Opening Day: Designing an Injury Model for MLB
Into the Corn — Issue No. 1
Before the first pitch of the 2026 MLB Season, I want to show you how to think about one of the most important questions in baseball: which players are actually going to be available?
Not who is currently on the injured list — that’s just reading a transaction wire. The harder question is which players carry structural risk that the market hasn’t priced. Which teams look like contenders on paper but are one IL stint away from a very different season. Which win totals at the sportsbook are built on assumptions about player availability that the evidence doesn’t support.

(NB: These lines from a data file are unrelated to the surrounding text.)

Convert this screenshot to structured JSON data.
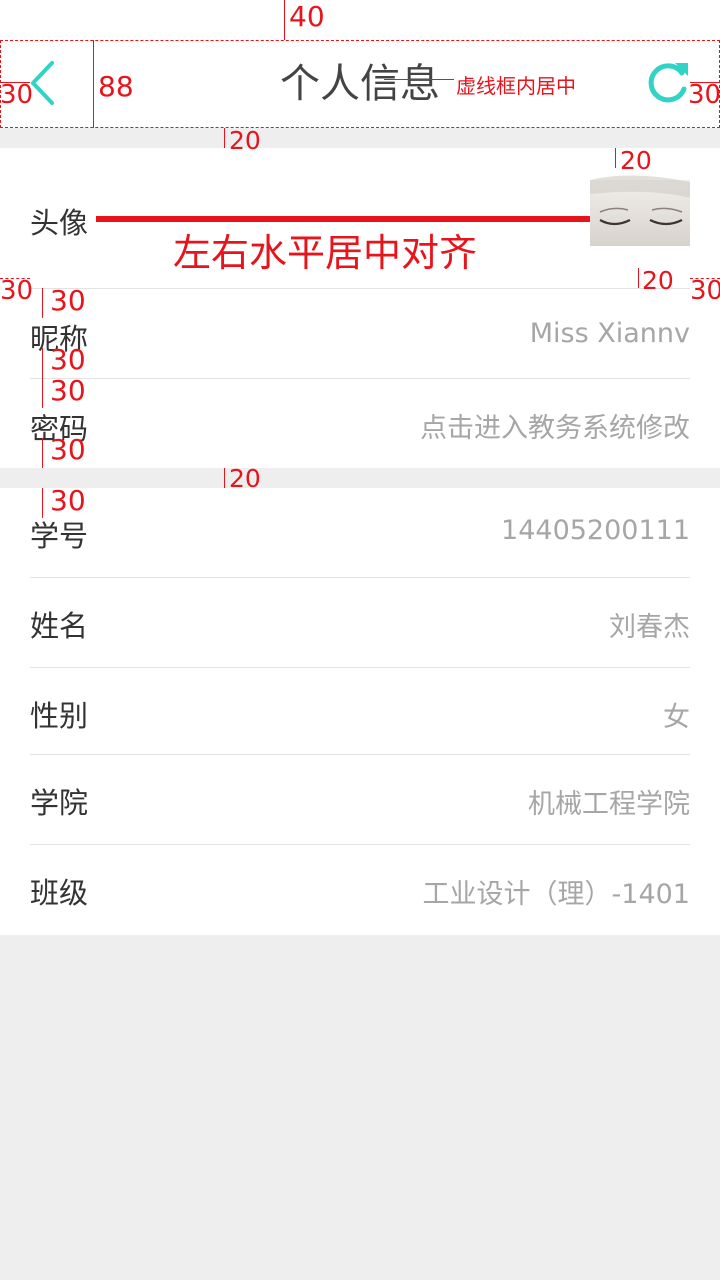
{
  "header": {
    "title": "个人信息",
    "back_icon": "chevron-left-icon",
    "refresh_icon": "refresh-icon",
    "accent": "#2fd4c4"
  },
  "profile": {
    "avatar_label": "头像",
    "nickname_label": "昵称",
    "nickname_value": "Miss Xiannv",
    "password_label": "密码",
    "password_value": "点击进入教务系统修改"
  },
  "info": {
    "student_id_label": "学号",
    "student_id_value": "14405200111",
    "name_label": "姓名",
    "name_value": "刘春杰",
    "gender_label": "性别",
    "gender_value": "女",
    "college_label": "学院",
    "college_value": "机械工程学院",
    "class_label": "班级",
    "class_value": "工业设计（理）-1401"
  },
  "annotations": {
    "top": "40",
    "header_height": "88",
    "left_margin": "30",
    "right_margin": "30",
    "center_note": "虚线框内居中",
    "gap1": "20",
    "avatar_top": "20",
    "avatar_bottom": "20",
    "align_note": "左右水平居中对齐",
    "row_left": "30",
    "row_right": "30",
    "pad_a": "30",
    "pad_b": "30",
    "pad_c": "30",
    "pad_d": "30",
    "gap2": "20",
    "pad_e": "30",
    "annotation_color": "#e8141c"
  }
}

To answer those questions, I built a model. This post explains how it works and what it found.
The Basic Idea
The model assigns every active 2026 MLB player a score from 1 to 99. A score of 1 means minimal documented injury risk. A score of 99 means the highest risk profile the model can generate. The middle numbers represent degrees of likelihood.
The Six Factors
IL Stint Severity — 30%
The most heavily weighted factor. How often has this player been on the injured list and how serious were those stints? A 10-day IL trip for a minor hamstring strain scores low. A 60-day IL placement for Tommy John surgery scores high. Multiple TJ surgeries or career-ending events approach the ceiling.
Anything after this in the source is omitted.